Like many Black entrepreneurs, Jackson cobbled together funding through a combination of savings, family loans, and community support. She also turned to social media, launching a successful crowdfunding campaign that raised $50,000 from future customers eager to support Black ownership.
The rise of social media has been a game-changer for Black beauty supply entrepreneurs.
Platforms like Instagram and TikTok allow them to build customer relationships, showcase inventory, and share educational content about hair care. Many stores now do significant business through online sales and shipping, expanding their reach beyond local customers.
“Social media lets us compete with the big guys,” says Thompson. “We might not have their square footage or inventory, but we can build genuine connections with our customers. Plus, we can spotlight Black-owned hair care brands that often get overlooked in traditional stores.”


When Black-owned beauty supply stores stock Black-owned brands, it creates opportunities for more Black entrepreneurs to enter the industry at different levels.
That support for Black-owned brands is another key difference. While traditional beauty supply stores typically stock mostly major corporate brands, Black-owned stores often make a point of carrying products from independent Black-owned companies.
“It’s about creating an ecosystem,” explains Dr.
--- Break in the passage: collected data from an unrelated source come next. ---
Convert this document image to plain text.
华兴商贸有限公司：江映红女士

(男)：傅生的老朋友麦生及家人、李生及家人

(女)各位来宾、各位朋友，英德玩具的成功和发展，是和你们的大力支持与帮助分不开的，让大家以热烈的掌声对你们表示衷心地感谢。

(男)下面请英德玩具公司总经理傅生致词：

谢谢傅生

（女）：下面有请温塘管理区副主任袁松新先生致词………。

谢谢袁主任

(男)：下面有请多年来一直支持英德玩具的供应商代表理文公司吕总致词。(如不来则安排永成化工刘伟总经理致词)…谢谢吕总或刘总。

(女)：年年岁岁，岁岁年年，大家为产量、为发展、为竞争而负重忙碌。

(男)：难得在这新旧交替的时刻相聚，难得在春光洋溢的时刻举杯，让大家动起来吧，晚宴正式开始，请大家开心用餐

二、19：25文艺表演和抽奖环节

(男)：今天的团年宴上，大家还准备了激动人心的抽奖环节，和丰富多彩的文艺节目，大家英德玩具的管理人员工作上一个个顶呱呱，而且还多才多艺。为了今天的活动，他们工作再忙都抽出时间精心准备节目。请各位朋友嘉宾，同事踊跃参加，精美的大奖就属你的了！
Maya Richards, who studies Black entrepreneurship at Howard University. “When Black-owned beauty supply stores stock Black-owned brands, it creates opportunities for more Black entrepreneurs to enter the industry at different levels.”
The movement has gained momentum during the past few years, as increased attention on supporting Black-owned businesses has drawn customers and investors. Several organizations now provide specific support for aspiring Black beauty supply entrepreneurs, offering mentorship, training, and help navigating distributor relationships.
Beauty Supply Institute, founded by Devin Robinson, has helped launch over 100 Black-owned beauty supply stores nationwide. Robinson’s program teaches everything from inventory management to lease negotiation, addressing the knowledge gap that has historically kept Black entrepreneurs out of the industry.
“This isn’t just about owning stores,” Robinson says. “It’s about building generational wealth in our communities. When you look at how much money Black consumers spend on beauty products, it’s crucial that some of those dollars stay in our communities.”
The impact is already visible. In cities with Black-owned beauty supply stores, customers report better service, more product options for natural hair, and a more welcoming shopping experience. Many stores have become community hubs, hosting hair care workshops, styling demonstrations, and events featuring local vendors.
“We’re not just selling products, we’re creating community,” says Jackson. “When a young girl comes in with her mom and sees Black ownership, that plants a seed. She knows this space belongs to her.”
Looking ahead, industry watchers expect the trend to continue growing. While Black-owned stores still represent a small percentage of the market, their numbers are steadily increasing. Many successful owners are opening second and third locations, while helping other entrepreneurs get started.
“This is just the beginning,” says Thompson. “Every time a Black-owned beauty supply store opens, it shows others it’s possible. We’re reclaiming our space in an industry built on Black dollars, and we’re here to stay.”